The latter part of Mr. Western’s behavior had so strong an effect on the tender heart of Sophia, that it suggested a thought to her, which not all the sophistry of her politic aunt, nor all the menaces of her father, had ever once brought into her head. She reverenced her father so piously, and loved him so passionately, that she had scarce ever felt more pleasing sensations, than what arose from the share she frequently had of contributing to his amusement, and sometimes, perhaps, to higher gratifications; for he never could contain the delight of hearing her commended, which he had the satisfaction of hearing almost every day of her life. The idea, therefore, of the immense happiness she should convey to her father by her consent to this match, made a strong impression on her mind. Again, the extreme piety of such an act of obedience worked very forcibly, as she had a very deep sense of religion. Lastly, when she reflected how much she herself was to suffer, being indeed to become little less than a sacrifice, or a martyr, to filial love and duty, she felt an agreeable tickling in a certain little passion, which though it bears no immediate affinity either to religion or virtue, is often so kind as to lend great assistance in executing the purposes of both.

I love the way that Fielding is careful to distinguish the act of sacrificing oneself from either religion or virtue, even while he acknowledges it has been used in their cause. He then notes that this also tickles a dangerous pride that lurks within the heroine:

Sophia was charmed with the contemplation of so heroic an action, and began to compliment herself with much premature flattery . . .

Fortunately, something comes to her aid. The muff referred to in the continuation of the sentence is an object that by this point in the novel has taken on a sexual double entendre. Literally, it is Sophia’s muff that she discovers Tom that has caressed. But it also hints at Sophia’s sexuality, and it is her very earthly love of Tom that saves her from the masochism that has been masquerading as a higher spirituality. Here’s the entire passage:

Sophia was charmed with the contemplation of so heroic an action, and began to compliment herself with much premature flattery, when Cupid, who lay hid in her muff, suddenly crept out, and like Punchinello in a puppet-show, kicked all out before him. In truth (for we scorn to deceive our reader, or to vindicate the character of our heroine by ascribing her actions to supernatural impulse) the thoughts of her beloved Jones, and some hopes (however distant) in which he was very particularly concerned, immediately destroyed all which filial love, piety, and pride had, with their joint endeavors, been laboring to bring about.

I mentioned that Sophia’s saving impulse is not traditionally associated with Christianity.
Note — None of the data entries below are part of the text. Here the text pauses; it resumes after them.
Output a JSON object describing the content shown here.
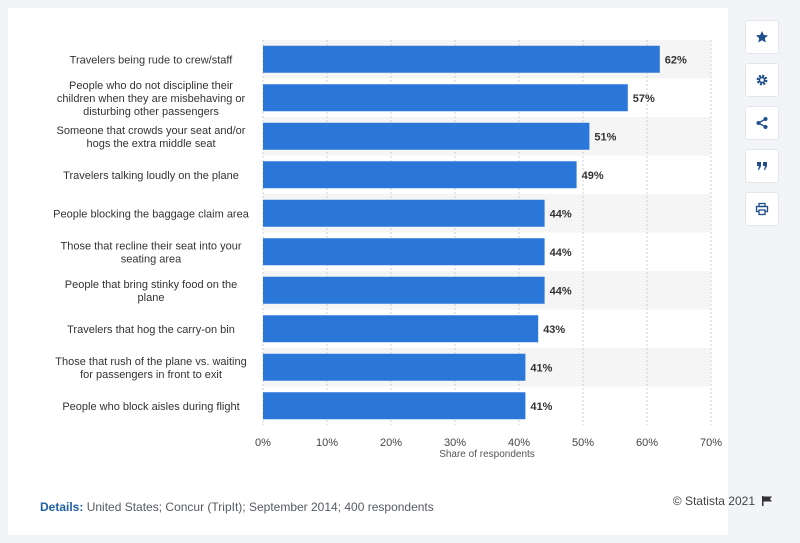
{
  "colors": {
    "bar": "#2b77d9",
    "stripe": "#f5f5f5",
    "grid": "#d0d0d0",
    "accent": "#1f5fa8"
  },
  "chart_data": {
    "type": "bar",
    "orientation": "horizontal",
    "categories": [
      [
        "Travelers being rude to crew/staff"
      ],
      [
        "People who do not discipline their",
        "children when they are misbehaving or",
        "disturbing other passengers"
      ],
      [
        "Someone that crowds your seat and/or",
        "hogs the extra middle seat"
      ],
      [
        "Travelers talking loudly on the plane"
      ],
      [
        "People blocking the baggage claim area"
      ],
      [
        "Those that recline their seat into your",
        "seating area"
      ],
      [
        "People that bring stinky food on the",
        "plane"
      ],
      [
        "Travelers that hog the carry-on bin"
      ],
      [
        "Those that rush of the plane vs. waiting",
        "for passengers in front to exit"
      ],
      [
        "People who block aisles during flight"
      ]
    ],
    "values": [
      62,
      57,
      51,
      49,
      44,
      44,
      44,
      43,
      41,
      41
    ],
    "value_labels": [
      "62%",
      "57%",
      "51%",
      "49%",
      "44%",
      "44%",
      "44%",
      "43%",
      "41%",
      "41%"
    ],
    "xlim": [
      0,
      70
    ],
    "ticks": [
      0,
      10,
      20,
      30,
      40,
      50,
      60,
      70
    ],
    "tick_labels": [
      "0%",
      "10%",
      "20%",
      "30%",
      "40%",
      "50%",
      "60%",
      "70%"
    ],
    "xlabel": "Share of respondents",
    "grid": true
  },
  "toolbar": {
    "items": [
      {
        "icon": "star-icon"
      },
      {
        "icon": "gear-icon"
      },
      {
        "icon": "share-icon"
      },
      {
        "icon": "quote-icon"
      },
      {
        "icon": "print-icon"
      }
    ]
  },
  "footer": {
    "details_label": "Details:",
    "details_text": " United States; Concur (TripIt); September 2014; 400 respondents",
    "copyright": "© Statista 2021"
  }
}
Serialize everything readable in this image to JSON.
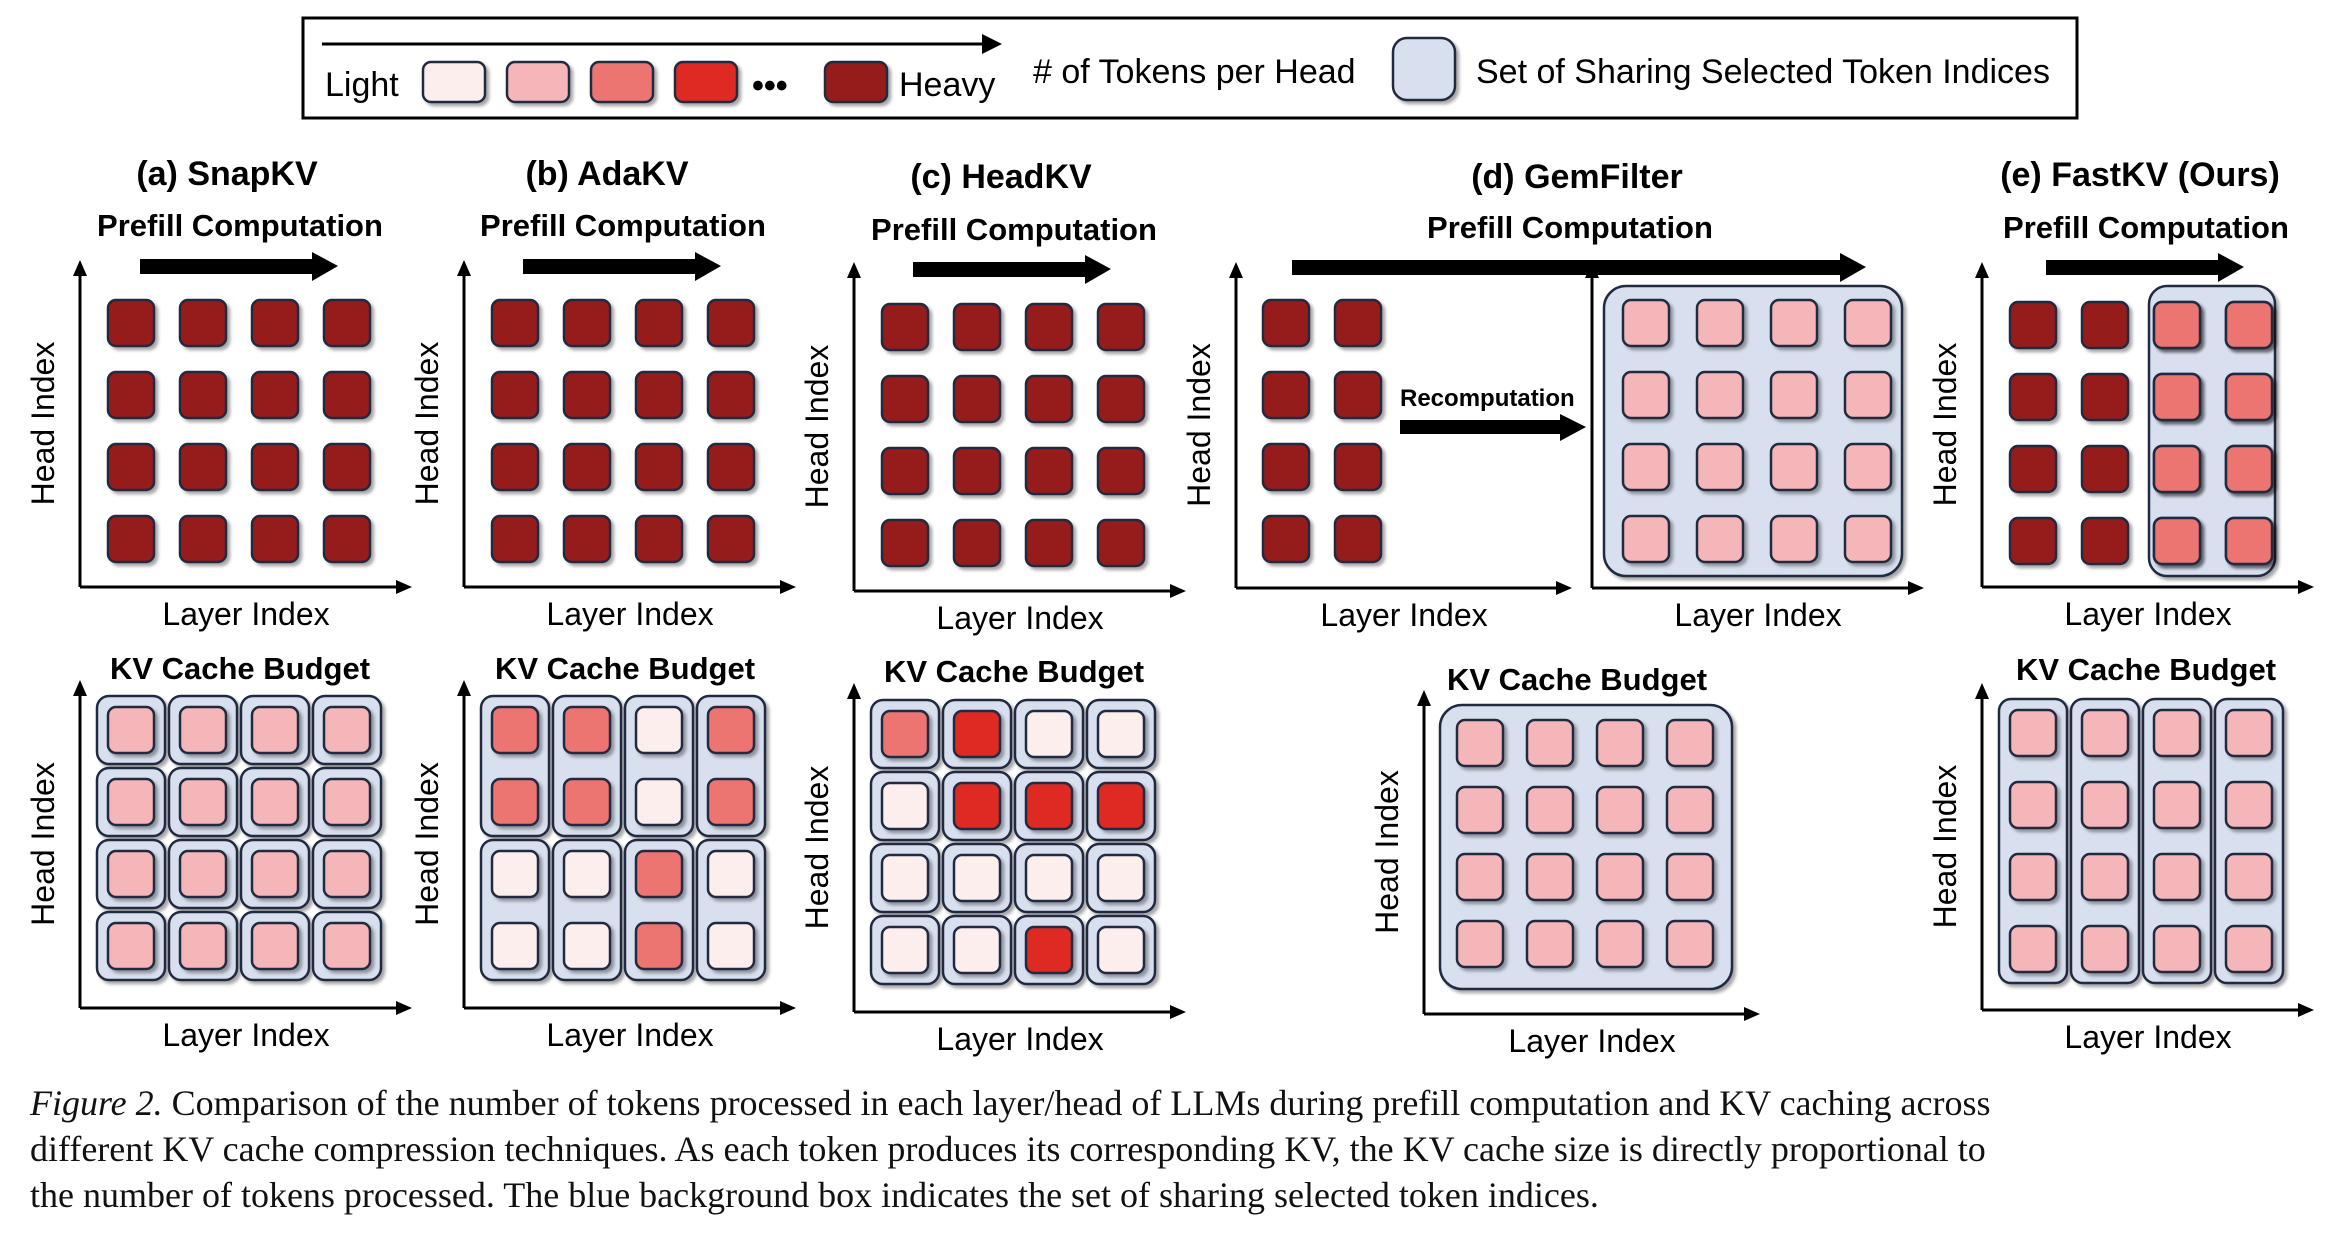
{
  "legend": {
    "light_label": "Light",
    "heavy_label": "Heavy",
    "ellipsis": "•••",
    "tokens_label": "# of Tokens per Head",
    "sharing_label": "Set of Sharing Selected Token Indices"
  },
  "colors": {
    "L0": "#fdeeee",
    "L1": "#f4b6b8",
    "L2": "#ec7472",
    "L3": "#de2a22",
    "L4": "#961a1c",
    "sharing_box": "#d8e0ef",
    "cell_border": "#222a40",
    "axis": "#000000"
  },
  "panels": [
    {
      "title": "(a) SnapKV",
      "prefill_label": "Prefill Computation",
      "budget_label": "KV Cache Budget",
      "axis_x": "Layer Index",
      "axis_y": "Head Index",
      "prefill_grid": [
        [
          4,
          4,
          4,
          4
        ],
        [
          4,
          4,
          4,
          4
        ],
        [
          4,
          4,
          4,
          4
        ],
        [
          4,
          4,
          4,
          4
        ]
      ],
      "budget_grid": [
        [
          1,
          1,
          1,
          1
        ],
        [
          1,
          1,
          1,
          1
        ],
        [
          1,
          1,
          1,
          1
        ],
        [
          1,
          1,
          1,
          1
        ]
      ],
      "budget_sharing": "per-cell"
    },
    {
      "title": "(b) AdaKV",
      "prefill_label": "Prefill Computation",
      "budget_label": "KV Cache Budget",
      "axis_x": "Layer Index",
      "axis_y": "Head Index",
      "prefill_grid": [
        [
          4,
          4,
          4,
          4
        ],
        [
          4,
          4,
          4,
          4
        ],
        [
          4,
          4,
          4,
          4
        ],
        [
          4,
          4,
          4,
          4
        ]
      ],
      "budget_grid": [
        [
          2,
          2,
          0,
          2
        ],
        [
          2,
          2,
          0,
          2
        ],
        [
          0,
          0,
          2,
          0
        ],
        [
          0,
          0,
          2,
          0
        ]
      ],
      "budget_sharing": "column-pairs"
    },
    {
      "title": "(c) HeadKV",
      "prefill_label": "Prefill Computation",
      "budget_label": "KV Cache Budget",
      "axis_x": "Layer Index",
      "axis_y": "Head Index",
      "prefill_grid": [
        [
          4,
          4,
          4,
          4
        ],
        [
          4,
          4,
          4,
          4
        ],
        [
          4,
          4,
          4,
          4
        ],
        [
          4,
          4,
          4,
          4
        ]
      ],
      "budget_grid": [
        [
          2,
          3,
          0,
          0
        ],
        [
          0,
          3,
          3,
          3
        ],
        [
          0,
          0,
          0,
          0
        ],
        [
          0,
          0,
          3,
          0
        ]
      ],
      "budget_sharing": "per-cell"
    },
    {
      "title": "(d) GemFilter",
      "prefill_label": "Prefill Computation",
      "budget_label": "KV Cache Budget",
      "recompute_label": "Recomputation",
      "axis_x": "Layer Index",
      "axis_y": "Head Index",
      "prefill_grid_left": [
        [
          4,
          4
        ],
        [
          4,
          4
        ],
        [
          4,
          4
        ],
        [
          4,
          4
        ]
      ],
      "prefill_grid_right": [
        [
          1,
          1,
          1,
          1
        ],
        [
          1,
          1,
          1,
          1
        ],
        [
          1,
          1,
          1,
          1
        ],
        [
          1,
          1,
          1,
          1
        ]
      ],
      "budget_grid": [
        [
          1,
          1,
          1,
          1
        ],
        [
          1,
          1,
          1,
          1
        ],
        [
          1,
          1,
          1,
          1
        ],
        [
          1,
          1,
          1,
          1
        ]
      ],
      "budget_sharing": "whole"
    },
    {
      "title": "(e) FastKV (Ours)",
      "prefill_label": "Prefill Computation",
      "budget_label": "KV Cache Budget",
      "axis_x": "Layer Index",
      "axis_y": "Head Index",
      "prefill_grid": [
        [
          4,
          4,
          2,
          2
        ],
        [
          4,
          4,
          2,
          2
        ],
        [
          4,
          4,
          2,
          2
        ],
        [
          4,
          4,
          2,
          2
        ]
      ],
      "budget_grid": [
        [
          1,
          1,
          1,
          1
        ],
        [
          1,
          1,
          1,
          1
        ],
        [
          1,
          1,
          1,
          1
        ],
        [
          1,
          1,
          1,
          1
        ]
      ],
      "budget_sharing": "columns"
    }
  ],
  "caption": {
    "figure_label": "Figure 2.",
    "line1": "Comparison of the number of tokens processed in each layer/head of LLMs during prefill computation and KV caching across",
    "line2": "different KV cache compression techniques. As each token produces its corresponding KV, the KV cache size is directly proportional to",
    "line3": "the number of tokens processed. The blue background box indicates the set of sharing selected token indices."
  }
}
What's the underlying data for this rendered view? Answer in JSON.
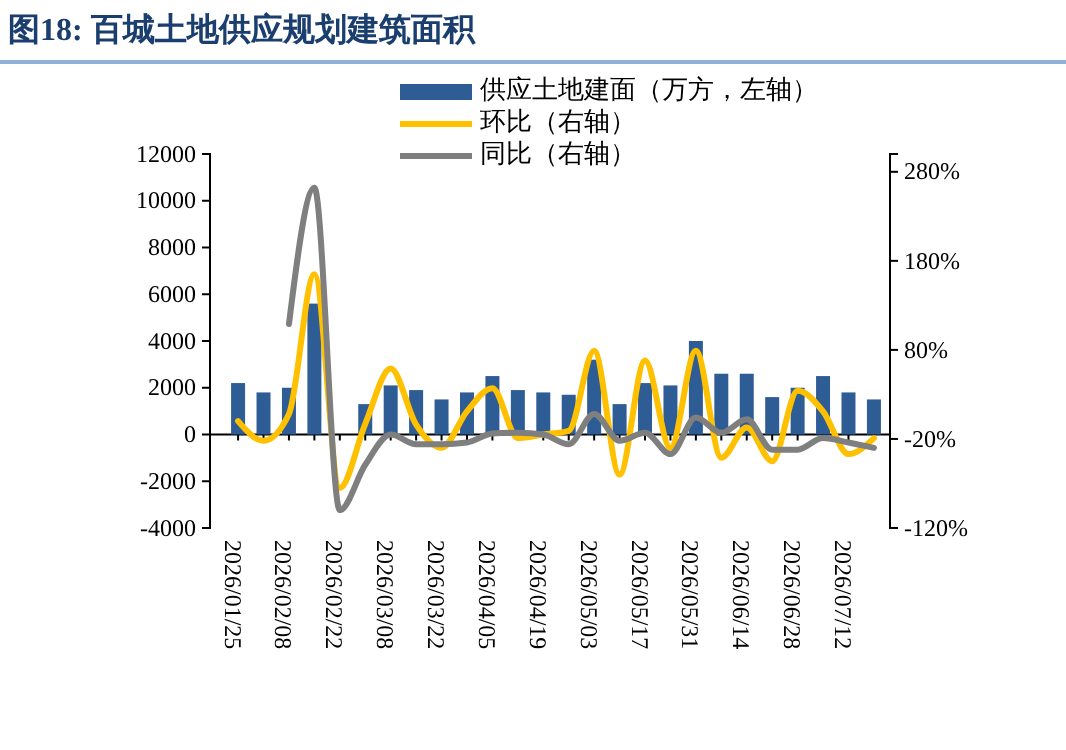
{
  "chart_data": {
    "type": "bar",
    "title": "图18: 百城土地供应规划建筑面积",
    "categories": [
      "2026/01/25",
      null,
      "2026/02/08",
      null,
      "2026/02/22",
      null,
      "2026/03/08",
      null,
      "2026/03/22",
      null,
      "2026/04/05",
      null,
      "2026/04/19",
      null,
      "2026/05/03",
      null,
      "2026/05/17",
      null,
      "2026/05/31",
      null,
      "2026/06/14",
      null,
      "2026/06/28",
      null,
      "2026/07/12",
      null
    ],
    "series": [
      {
        "name": "供应土地建面（万方，左轴）",
        "color": "#2e5c95",
        "values": [
          2200,
          1800,
          2000,
          5600,
          null,
          1300,
          2100,
          1900,
          1500,
          1800,
          2500,
          1900,
          1800,
          1700,
          3200,
          1300,
          2200,
          2100,
          4000,
          2600,
          2600,
          1600,
          2000,
          2500,
          1800,
          1500
        ]
      },
      {
        "name": "环比（右轴）",
        "type": "line",
        "axis": "y2",
        "color": "#ffc000",
        "values": [
          0,
          -22,
          8,
          165,
          -75,
          -3,
          59,
          -4,
          -30,
          11,
          37,
          -19,
          -15,
          -11,
          79,
          -60,
          68,
          -30,
          79,
          -41,
          -7,
          -45,
          34,
          11,
          -37,
          -19
        ]
      },
      {
        "name": "同比（右轴）",
        "type": "line",
        "axis": "y2",
        "color": "#7f7f7f",
        "values": [
          null,
          null,
          109,
          262,
          -100,
          -49,
          -15,
          -26,
          -26,
          -24,
          -14,
          -13,
          -15,
          -26,
          8,
          -22,
          -13,
          -37,
          4,
          -13,
          2,
          -32,
          -32,
          -19,
          -24,
          -30
        ]
      }
    ],
    "ylim": [
      -4000,
      12000
    ],
    "yticks": [
      -4000,
      -2000,
      0,
      2000,
      4000,
      6000,
      8000,
      10000,
      12000
    ],
    "y2lim": [
      -120,
      300
    ],
    "y2ticks": [
      {
        "value": -120,
        "label": "-120%"
      },
      {
        "value": -20,
        "label": "-20%"
      },
      {
        "value": 80,
        "label": "80%"
      },
      {
        "value": 180,
        "label": "180%"
      },
      {
        "value": 280,
        "label": "280%"
      }
    ],
    "legend": "top"
  }
}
What we see here is love and sexual desire combining to bring Sophia to her senses. For Fielding, there is something practically holy about this life force and, for that matter, something holy about comedy, including comic Punch and Judy shows. He is suspicious of bloodless Christianity, which he regards as not true Christianity. He sees comedy as a way of jerking the rug out from under pious hypocrites.

Literary scholar Martin C. Battestin years ago saw Tom Jones as a novel about a generous and lusty hero who lives life to the fullest but who, in order to grow to manhood, must learn to temper his full-throated love of life with worldly and spiritual wisdom–which is to say, with prudence and (roll of drums) sophia, the Greek word for higher wisdom. His attainment of Sophia by the end of the novel is a sign that he has arrived.

Fielding doesn’t explore Sophia’s growth in quite such detail but, in attaining Tom at the end of the novel, she has rounded out her angelic nature with earthy engagement with the world. The novel quickly notes that they go on to have two children.

It’s a wholesome vision and one of the reasons why Tom Jones is one of my favorite novels. He’s preaching a Christianity that I can believe in.